Sira rimase ferma, nel letto dell'uomo a contemplare il soffitto.
Ma non riuscì a chiudere gli occhi e dormire.

A contrario dell'uomo che sonnecchiava tranquillo al suo fianco.
Girato verso di lei.

Sira non ne gliene fece una colpa, era stanco dopotutto.
Ma, in un certo senso, le dispiacque restare senza la sua compagnia, in solitudine.

Il sonno non le arrivava, una cosa che aveva previsto, infondo.
Senza i sonniferi era tutto inutile.

La testa le se affollava di dubbi e ricordi, la notte per lei da cinque anni era un'incubo da trascorrere.

Aveva la tentazione di infilare una mano nella tasca dell'uomo e riprenderseli, ma non lo fece.
Anche se le prudevano le mani nel non farlo.

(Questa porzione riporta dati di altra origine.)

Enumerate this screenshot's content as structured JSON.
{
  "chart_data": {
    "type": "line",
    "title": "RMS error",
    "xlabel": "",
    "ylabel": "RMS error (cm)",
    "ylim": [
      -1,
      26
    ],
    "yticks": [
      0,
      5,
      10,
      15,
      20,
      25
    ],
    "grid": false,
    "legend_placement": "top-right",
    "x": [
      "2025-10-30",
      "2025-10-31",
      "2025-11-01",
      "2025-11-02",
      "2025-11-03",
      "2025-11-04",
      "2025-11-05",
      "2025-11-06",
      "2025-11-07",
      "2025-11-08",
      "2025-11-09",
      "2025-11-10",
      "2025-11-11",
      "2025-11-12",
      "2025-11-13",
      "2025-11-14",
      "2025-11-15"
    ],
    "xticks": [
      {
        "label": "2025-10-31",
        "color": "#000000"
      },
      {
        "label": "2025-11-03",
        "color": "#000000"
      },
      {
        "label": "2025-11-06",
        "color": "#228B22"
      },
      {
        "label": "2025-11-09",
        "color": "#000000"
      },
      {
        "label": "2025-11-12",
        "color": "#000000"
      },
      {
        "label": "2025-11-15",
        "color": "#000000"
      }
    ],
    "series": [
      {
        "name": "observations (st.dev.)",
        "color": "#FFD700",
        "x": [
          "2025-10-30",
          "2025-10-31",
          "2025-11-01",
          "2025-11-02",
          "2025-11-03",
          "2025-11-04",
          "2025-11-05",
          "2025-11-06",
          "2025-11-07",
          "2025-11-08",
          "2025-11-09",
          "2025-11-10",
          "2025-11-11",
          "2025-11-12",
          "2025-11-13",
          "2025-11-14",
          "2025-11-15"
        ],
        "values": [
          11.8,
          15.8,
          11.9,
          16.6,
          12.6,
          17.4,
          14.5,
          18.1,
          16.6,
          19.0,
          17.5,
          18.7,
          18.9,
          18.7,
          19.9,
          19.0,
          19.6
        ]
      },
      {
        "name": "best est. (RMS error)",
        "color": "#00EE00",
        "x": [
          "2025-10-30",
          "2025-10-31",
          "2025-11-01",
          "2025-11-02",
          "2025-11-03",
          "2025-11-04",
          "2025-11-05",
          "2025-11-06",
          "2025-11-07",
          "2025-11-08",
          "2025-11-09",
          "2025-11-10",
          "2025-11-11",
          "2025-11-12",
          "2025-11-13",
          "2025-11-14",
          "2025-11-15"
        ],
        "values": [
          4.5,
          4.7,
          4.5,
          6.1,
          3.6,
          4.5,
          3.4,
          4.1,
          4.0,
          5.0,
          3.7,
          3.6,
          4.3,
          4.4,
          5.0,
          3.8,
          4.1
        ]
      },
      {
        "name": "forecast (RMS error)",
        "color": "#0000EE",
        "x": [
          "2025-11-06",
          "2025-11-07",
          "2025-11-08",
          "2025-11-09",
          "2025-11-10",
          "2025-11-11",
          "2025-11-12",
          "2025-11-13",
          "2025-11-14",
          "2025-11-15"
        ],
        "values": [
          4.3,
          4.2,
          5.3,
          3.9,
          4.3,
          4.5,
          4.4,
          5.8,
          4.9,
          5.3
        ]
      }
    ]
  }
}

Sospirò amaramente, e guardò verso l'uomo; i capelli erano spagliati sul cuscino e alcune ciocche erano sul suo viso, cadute delicatamente ad accarezzagli le guance candide e con la barba che gliele ricopriva, e che Sira, notò cresciuta e molto folta.

Si Chiese da quando egli non si curava del suo aspetto.
Forse dal giorno che si erano incrociati per la prima volta.

Davvero non si è dato pace pur di ritrovarmi? Si chiese la giovane, ancora incredula e diffidente di ciò che stava succedendo, di ciò che lui stava facendo.

Ancora una volta, la sua testa le diceva di non fidarsi e nonostante tutto quello che lui aveva fatto, credette a lei e non al cuore, che le martellava nel petto pur di farsi ascoltare.

Ma lei era sorda e diede retta alla sua mente, ancora una volta, nonostante questa vacillasse.

Ormai era inutile girarci intorno, voleva delle risposte sincere.

Ma sapeva che doveva aspettare il momento adatto.

La ragazza, ormai, si rassegnò all'idea di chiudere gli occhi.
E con un sospiro, si alzò facendo attenzione a non svegliare il malandrino.
Pose i piedi per terra e rabbrividì al contatto con il pavimento freddo, ma non la scoraggiò dall'alzarsi e uscire lentamente dalla stanza.

Si immerse nell'oscurità del corridoio, chiudendo la porta della stanza in un cigolio.

Tirò un sospiro di sollievo, per poi camminare nel buio, si orientò in esso e scese le scale che portavano al piano di sotto.

Non sapeva perché camminava in quella casa, era talmente persa nella sua mente che il corpo faceva tutto da solo.
Si chiese se non fosse un sogno quello che stava vivendo, se era tutto reale.
Si chiese se era davvero morta in quell'appartamento, e questo era tutto frutto della sua immaginazione.

E se lo fosse stato allora perché esitava nel voler aprirsi con Sirius?

La risposta è che neanche nei sogni lei voleva fidarsi di lui.

Non era pronta a farlo e forse mai lo sarebbe stata.

Senza rendersene conto, i suoi piedi l'avevano guidata dentro ad un salone della stanza, con finestre ampie dove fuori aleggiava la luna piena e con i suoi spiragli illuminava le pareti color bordeaux.

La ragazza si avvicinò a una delle finestre e sedette su un piccolo divano posto sotto di essa, poggiando i gomiti sul davanzale osservando la luna piena e la sua meraviglia.

Ma nel guardarla ella parve di vedere il viso di Remus che la guardava con sguardo deluso, o almeno era così che ella pensava.

Di essere una delusione sia par lui, sia per sua madre.
Ella fece un lungo respiro per poi abbassare lo sguardo sulle sue mani, illuminate dalla luce pura della luna.